Model predicts future states of the environment and plans actions that will lead to positive reward.
Agent receives an image from the environment, which is parsed into a set of extracted objects. Then model learns a set of rules – schemas, which reflect logical interconnection between objects’ properties, actions and rewards. Each schema, as a logical AND function, predicts some binary property of the objects of certain type, using information about properties of other objects and actions from past observations.
It is possible to represent this interconnection as a factor graph. A variable node in this graph is either a property of some object, potentially achievable reward or action. Factors are schemas, that have input and output nodes. The edges indicate the presence of a causal relationship between the objects and events. An agent can find a node with a positive reward in future time layers of this graph and plan actions to reach it.

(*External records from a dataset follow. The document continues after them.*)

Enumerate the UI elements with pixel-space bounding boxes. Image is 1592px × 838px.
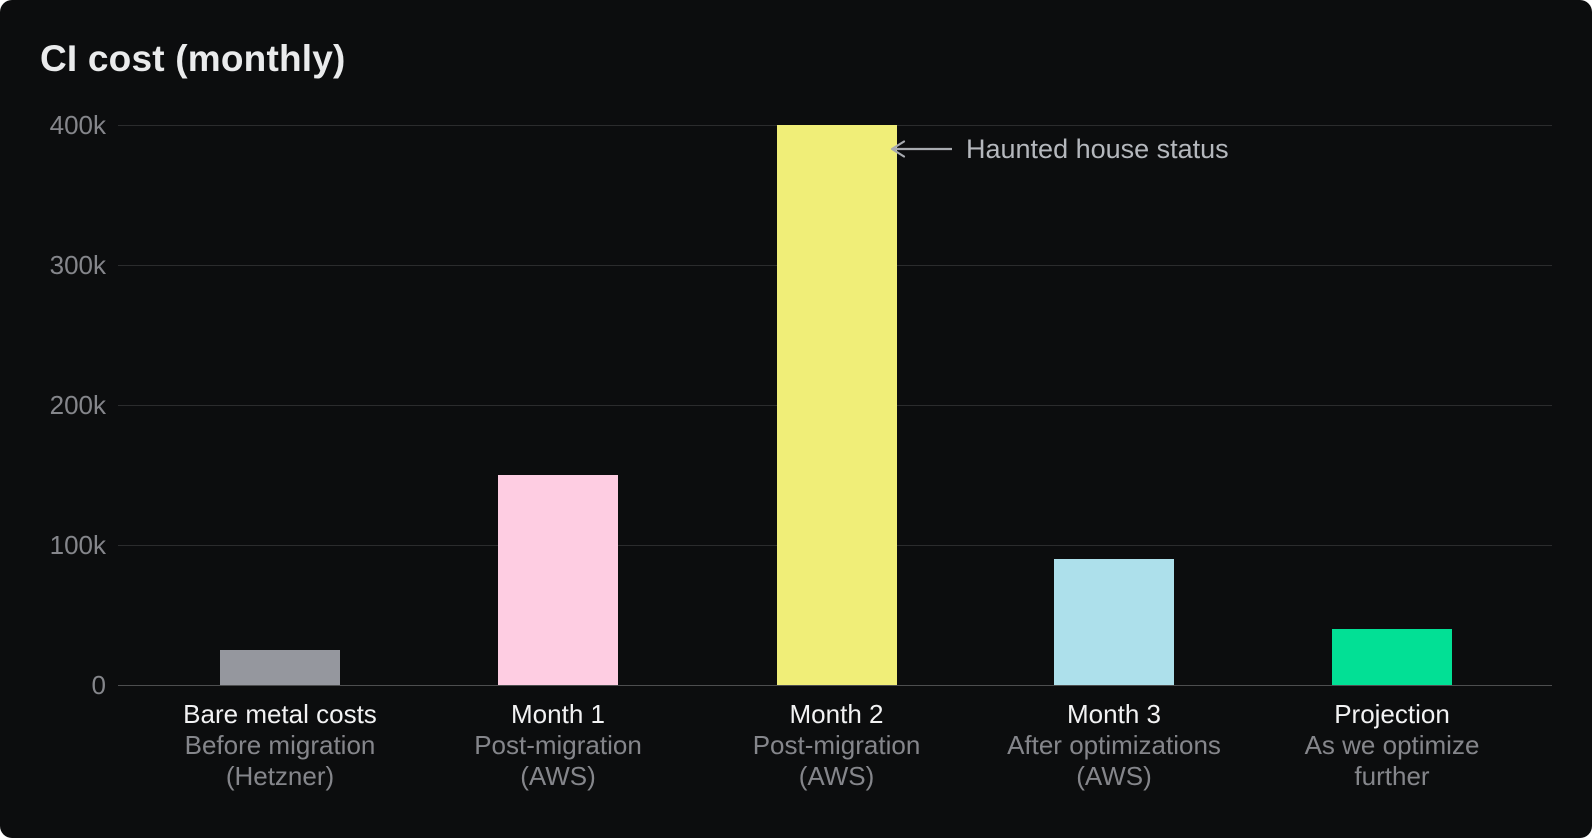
x-label-month-3: Month 3 After optimizations (AWS)	[964, 698, 1264, 792]
bar-month-1	[498, 475, 618, 685]
x-label-projection: Projection As we optimize further	[1242, 698, 1542, 792]
x-label-sub-month-3-1: After optimizations	[1007, 730, 1221, 760]
x-label-main-month-3: Month 3	[1067, 699, 1161, 729]
left-arrow-icon	[890, 140, 952, 158]
chart-title: CI cost (monthly)	[40, 38, 346, 79]
y-axis-tick-200k: 200k	[49, 390, 106, 420]
x-label-main-month-1: Month 1	[511, 699, 605, 729]
x-label-main-month-2: Month 2	[789, 699, 884, 729]
annotation: Haunted house status	[888, 134, 1229, 164]
x-label-sub-projection-2: further	[1354, 761, 1430, 791]
x-label-sub-bare-metal-costs-1: Before migration	[184, 730, 376, 760]
x-label-main-projection: Projection	[1334, 699, 1450, 729]
x-label-sub-month-2-2: (AWS)	[798, 761, 875, 791]
x-label-sub-month-2-1: Post-migration	[752, 730, 921, 760]
y-axis-tick-300k: 300k	[49, 250, 106, 280]
x-label-month-1: Month 1 Post-migration (AWS)	[408, 698, 708, 792]
y-axis-tick-0: 0	[91, 670, 106, 700]
y-axis-tick-100k: 100k	[49, 530, 106, 560]
x-label-sub-projection-1: As we optimize	[1304, 730, 1480, 760]
x-label-sub-bare-metal-costs-2: (Hetzner)	[225, 761, 335, 791]
gridline-0	[118, 684, 1552, 686]
bar-projection	[1332, 629, 1452, 685]
x-label-sub-month-1-2: (AWS)	[520, 761, 596, 791]
annotation-label: Haunted house status	[966, 134, 1229, 164]
x-label-bare-metal-costs: Bare metal costs Before migration (Hetzner…	[130, 698, 430, 792]
bar-month-3	[1054, 559, 1174, 685]
y-axis-tick-400k: 400k	[49, 110, 106, 140]
x-label-sub-month-3-2: (AWS)	[1076, 761, 1152, 791]
x-label-month-2: Month 2 Post-migration (AWS)	[687, 698, 987, 792]
x-label-main-bare-metal-costs: Bare metal costs	[183, 699, 377, 729]
bar-bare-metal-costs	[220, 650, 340, 685]
x-label-sub-month-1-1: Post-migration	[474, 730, 642, 760]
bar-month-2	[776, 125, 897, 685]
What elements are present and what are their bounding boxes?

Each pixel of image is considered as entity.
DSN model learns dynamics of the environment in terms of schema vectors and, from some point of view, represents both transition and reward functions of the environment.
During interaction with the environment agent stores unique transitions in replay buffer. Using this data, MIP is solved to predict changes in states in self-supervised manner.
The purpose of planning is to find a sequence of actions that will lead to positive reward. The planning process consists of several stages:
- Forward pass builds factor graph of potentially reachable nodes;
- A set of target reward nodes are selected;
- Sequence of actions that will activate target node are planned.
The model was evaluated on the Atari Breakout game, highest possible reward for episode was 36.
Total reward per episode of DSN on standard Breakout. Averaged over 5 runs.
Agent did not managed to knock down completely all bricks in part of episodes, because after destroying some part of them to the top wall, it could not longer detect future reward and hence plan actions.
A distinctive feature of the DSN is transfer of the trained model to environments with similar dynamics. We evaluated the model, trained in the previous experiment, on the same environment but with two balls. Results of transfer without additional training show similar average score.
DSN performance after zero-shot transfer. Averaged over 5 runs.
We compared DSN model to DQN. DQN needs significantly more time steps to reach equal performance.
DQN performance on standard Breakout. Single run, rolling mean with window size = 5.